About the MSGP
When faced with cellular stress, eukaryotes respond by activating a series of processes to reestablish cellular homeostasis. From these, the formation of stress granules (SGs) is a conserved strategy among multiple organisms. These granules are directly formed in response to cellular stress and are constituted by proteins, factors essential for translation, signalling molecules and by a variety of different types of RNAs. Although the general composition profile of SGs varies between different cell types and diferent types of stress are observed, all stress granules are constituted by several RNA-binding proteins (RBPs), which are essential to their process of assembly.
What are stress granules?
Stress granules are foci of cellular triage during stress, sequestering mRNAs and proteins, and promoting/silencing the translation of RNA transcripts in order to facilitate the stress response.
Why the relevance?
Recently, it was shown that abnormalities in SGs functioning have been associated with pathological changes in several diseases, such as cancer, neurodegenerative diseases, viral infections, autoimmune diseases, diabetes, cerebral ischemia, and even in normal aging.
The main goal of this catalog is to curate all the proteins described as being part of stress granules in mammalian cells. Moreover, it also identifies different features of stress granules components, and importantly their expression profile in the context of neurodegenerative diseases such as Alzheimer’s, Huntington’s and Parkinson’s diseases.

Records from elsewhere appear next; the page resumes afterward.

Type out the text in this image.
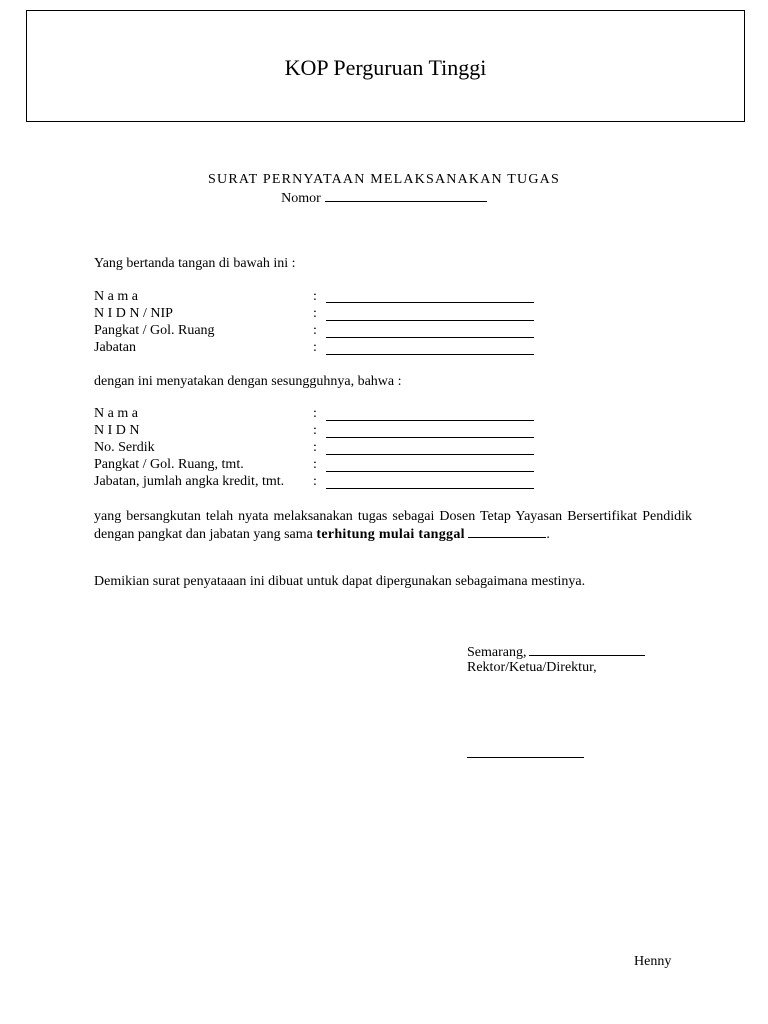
KOP Perguruan Tinggi
SURAT PERNYATAAN MELAKSANAKAN TUGAS
Nomor
Yang bertanda tangan di bawah ini :
N a m a	:
N I D N / NIP	:
Pangkat / Gol. Ruang	:
Jabatan	:
dengan ini menyatakan dengan sesungguhnya, bahwa :
N a m a	:
N I D N	:
No. Serdik	:
Pangkat / Gol. Ruang, tmt.	:
Jabatan, jumlah angka kredit, tmt. :
yang bersangkutan telah nyata melaksanakan tugas sebagai Dosen Tetap Yayasan Bersertifikat Pendidik dengan pangkat dan jabatan yang sama terhitung mulai tanggal	.
Demikian surat penyataaan ini dibuat untuk dapat dipergunakan sebagaimana mestinya.
Semarang,
Rektor/Ketua/Direktur,
Henny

Database features and metodology
All stress granules protein components were curated through the published studies on the theme and available in PubMed. Moreover, for each components different information is listed, namely a description of the protein (Uniprot), the gene entrez ID (Gene database), protein name (Uniprot), chromosomal location (OMIM, Gene database), the connection between the protein and disease (OMIM), molecular function of the protein (Uniprot) and if it is described as an RBP (Uniprot and Castello, A.; Fischer, B.; Eichelbaum, K.; Horos, R.; Beckmann, B.M.; Strein, C.; Davey, N.E.; Humphreys, D.T.; Preiss, T.; Steinmetz, L.M.; Krijgsveld, J.; Hentze, M.W. (2012). Insights into RNA biology from an atlas of mammalian mRNA-binding proteins. Cell. 149(6):1393-406 ).

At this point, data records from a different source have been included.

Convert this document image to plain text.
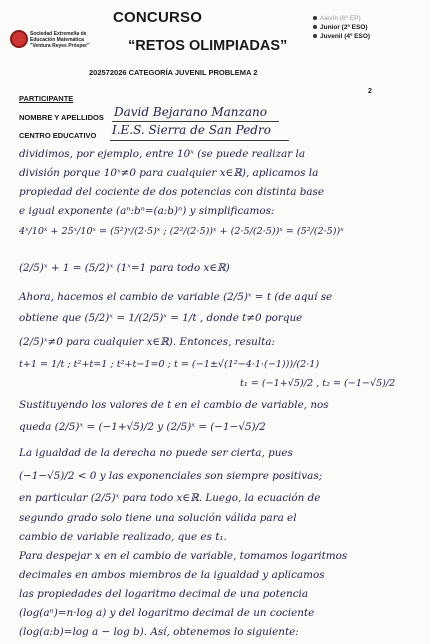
Sociedad Extremeña de
Educación Matemática
"Ventura Reyes Prósper"
CONCURSO
“RETOS OLIMPIADAS”
Alevín (6º EP)
Junior (2º ESO)
Juvenil (4º ESO)
202572026 CATEGORÍA JUVENIL PROBLEMA 2
2
PARTICIPANTE
NOMBRE Y APELLIDOS David Bejarano Manzano
CENTRO EDUCATIVO I.E.S. Sierra de San Pedro
dividimos, por ejemplo, entre 10ˣ (se puede realizar la
división porque 10ˣ≠0 para cualquier x∈ℝ), aplicamos la
propiedad del cociente de dos potencias con distinta base
e igual exponente (aⁿ:bⁿ=(a:b)ⁿ) y simplificamos:
4ˣ/10ˣ + 25ˣ/10ˣ = (5²)ˣ/(2·5)ˣ ; (2²/(2·5))ˣ + (2·5/(2·5))ˣ = (5²/(2·5))ˣ
(2/5)ˣ + 1 = (5/2)ˣ (1ˣ=1 para todo x∈ℝ)
Ahora, hacemos el cambio de variable (2/5)ˣ = t (de aquí se
obtiene que (5/2)ˣ = 1/(2/5)ˣ = 1/t , donde t≠0 porque
(2/5)ˣ≠0 para cualquier x∈ℝ). Entonces, resulta:
t+1 = 1/t ; t²+t=1 ; t²+t−1=0 ; t = (−1±√(1²−4·1·(−1)))/(2·1)
t₁ = (−1+√5)/2 , t₂ = (−1−√5)/2
Sustituyendo los valores de t en el cambio de variable, nos
queda (2/5)ˣ = (−1+√5)/2 y (2/5)ˣ = (−1−√5)/2
La igualdad de la derecha no puede ser cierta, pues
(−1−√5)/2 < 0 y las exponenciales son siempre positivas;
en particular (2/5)ˣ para todo x∈ℝ. Luego, la ecuación de
segundo grado solo tiene una solución válida para el
cambio de variable realizado, que es t₁.
Para despejar x en el cambio de variable, tomamos logaritmos
decimales en ambos miembros de la igualdad y aplicamos
las propiedades del logaritmo decimal de una potencia
(log(aⁿ)=n·log a) y del logaritmo decimal de un cociente
(log(a:b)=log a − log b). Así, obtenemos lo siguiente:
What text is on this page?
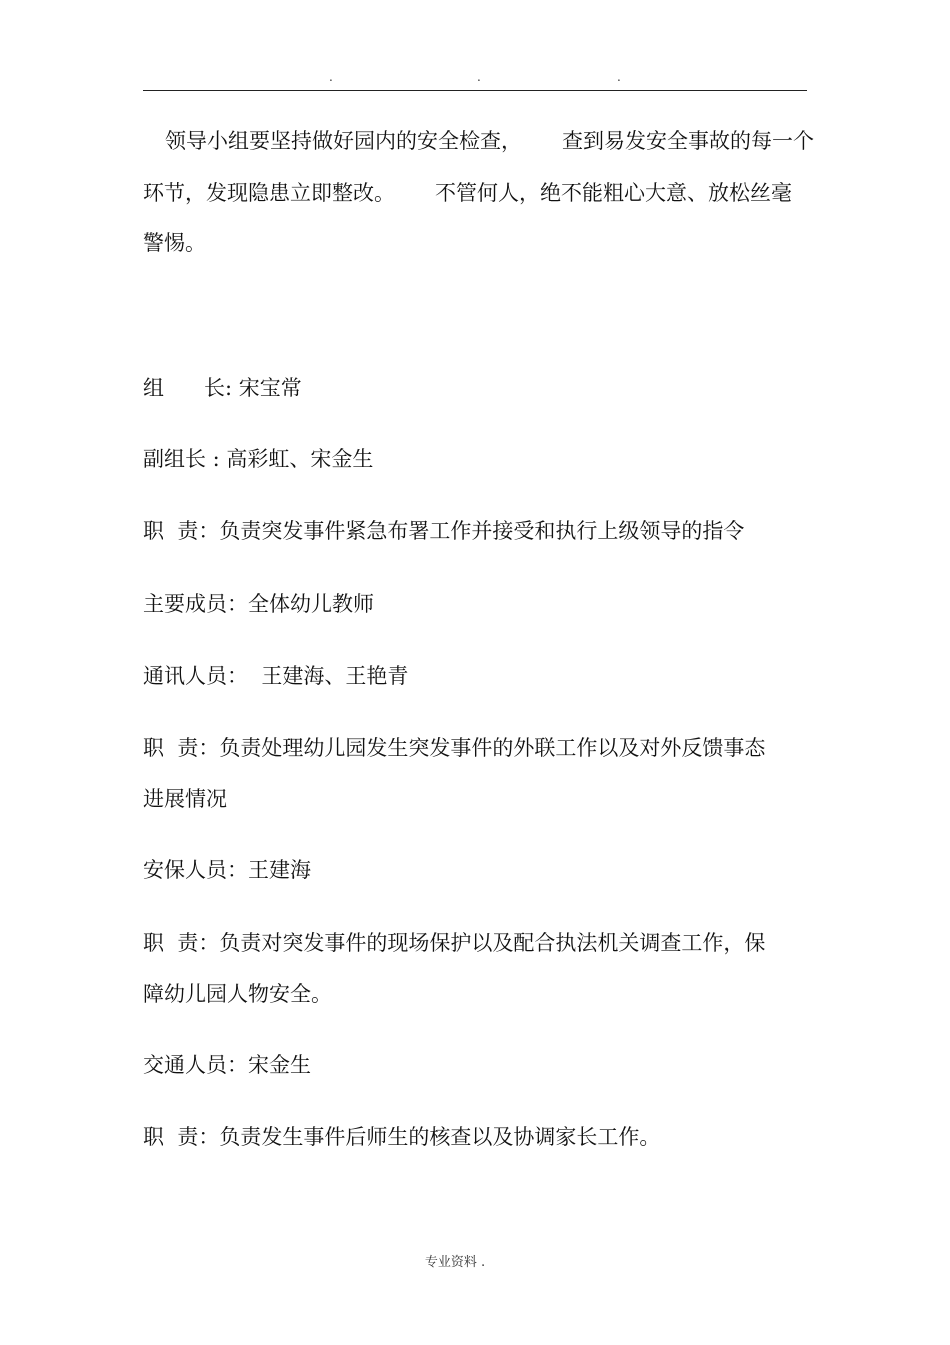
.	.	.
领导小组要坚持做好园内的安全检查，      查到易发安全事故的每一个
环节，发现隐患立即整改。      不管何人，绝不能粗心大意、放松丝毫
警惕。
组      长: 宋宝常
副组长 : 高彩虹、宋金生
职  责：负责突发事件紧急布署工作并接受和执行上级领导的指令
主要成员：全体幼儿教师
通讯人员：  王建海、王艳青
职  责：负责处理幼儿园发生突发事件的外联工作以及对外反馈事态
进展情况
安保人员：王建海
职  责：负责对突发事件的现场保护以及配合执法机关调查工作，保
障幼儿园人物安全。
交通人员：宋金生
职  责：负责发生事件后师生的核查以及协调家长工作。
专业资料 .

To assess the expression profiles of stress granules components in the context of different neurodegenerative diseases, a differential transcriptomic analysis was performed using the GEO2R tool of the GEO Datasets database (https://www.ncbi.nlm.nih.gov/gds). The studies used for this analysis were: GSE33000 (Narayanan M, Huynh JL, Wang K, Yang X et al. Common dysregulation network in the human prefrontal cortex underlies two neurodegenerative diseases. Mol Syst Biol 2014 Jul 30;10:743), GSE28894 and GSE4595 (Lederer CW, Torrisi A, Pantelidou M, Santama N et al. Pathways and genes differentially expressed in the motor cortex of patients with sporadic amyotrophic lateral sclerosis. BMC Genomics 2007 Jan 23;8:26).